IP “serial hijackers” could br traced in the future, thanks to a new machine-learning system developed by cyber security researcher at MIT and University of California at San Diego (UCSD)

IP hijackers could be traced in future. Cyber security researchers at MIT and the University of California at San Diego (UCSD) developed a new machine-learning system that illuminates some of the common qualities of what they call “serial hijackers,” as Infosec News Ireland reports, training it to be able to identify roughly 800 suspicious networks — and found that some of them had been hijacking IP addresses for years. The paper is a collaboration between CSAIL and the Center for Applied Internet Data Analysis at UCSD’s Supercomputer Center. It was written by Cecilia Testart, David Clark. Philipp Richter, Alistair King and Alberto Dainotti. “Network operators normally have to handle such incidents reactively and on a case-by-case basis, making it easy for cybercriminals to continue to thrive,” says Testart. “This is a key first step in being able to shed light on serial hijackers’ behavior and proactively defend against their attacks.”

Cybercrime and state-sponsored hackers exploit a key shortcoming in the Border Gateway Protocol (BGP)
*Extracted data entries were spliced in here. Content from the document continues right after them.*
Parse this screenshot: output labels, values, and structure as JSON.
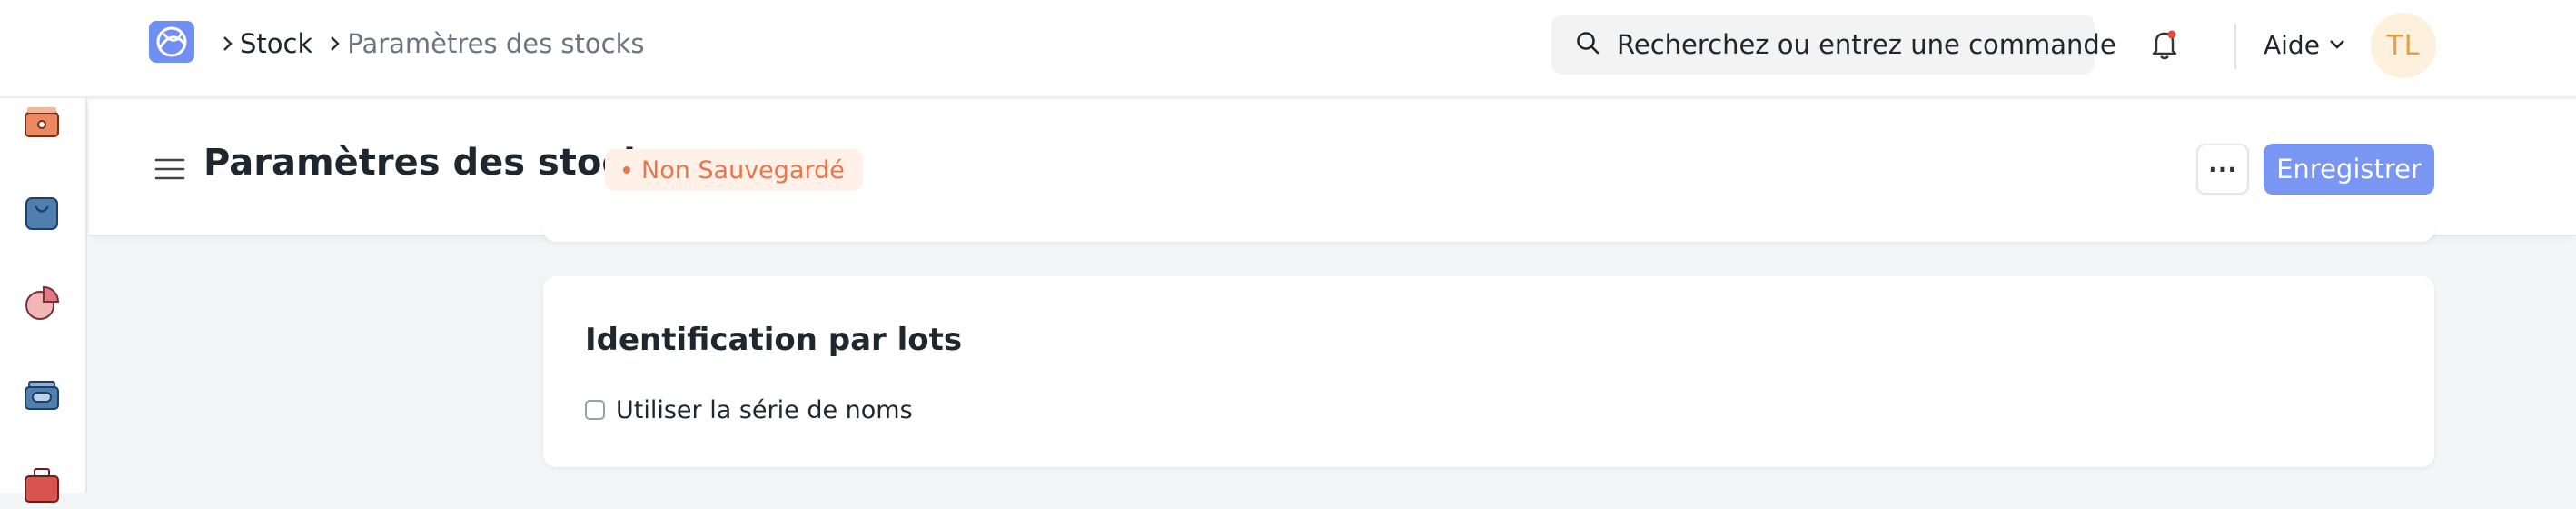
{
  "navbar": {
    "breadcrumb": [
      {
        "label": "Stock"
      },
      {
        "label": "Paramètres des stocks"
      }
    ],
    "search_placeholder": "Recherchez ou entrez une commande",
    "help_label": "Aide",
    "avatar_initials": "TL"
  },
  "sidebar": {
    "icons": [
      "wallet-icon",
      "shopping-bag-icon",
      "pie-chart-icon",
      "stack-icon",
      "toolbox-icon"
    ]
  },
  "page": {
    "title": "Paramètres des stocks",
    "status": "Non Sauvegardé",
    "more_label": "···",
    "save_label": "Enregistrer"
  },
  "section": {
    "title": "Identification par lots",
    "checkbox_label": "Utiliser la série de noms",
    "checkbox_checked": false
  },
  "colors": {
    "primary": "#7896f2",
    "status": "#e8754c",
    "avatar_bg": "#fdf0dc",
    "avatar_fg": "#e0a043"
  }
}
According to the cyber security experts, IP hijackers exploit a key shortcoming in the Border Gateway Protocol (BGP), a routing mechanism that essentially allows different parts of the internet to talk to each other. Through BGP, networks exchange routing information so that data packets find their way to the correct destination. In a BGP hijack, a malicious actor convinces nearby networks that the best path to reach a specific IP address is through their network. That’s unfortunately not very hard to do, since BGP itself doesn’t have any security procedures for validating that a message is actually coming from the place it says it’s coming from. Moreover, hijacking IP addresses is an increasingly popular form of cyber attack for a range of reasons: from sending spam and malware to stealing Bitcoin. Moreover, not only cybercrime use it. Also state-sponsored hackers exploited it to gather intelligence from different countries.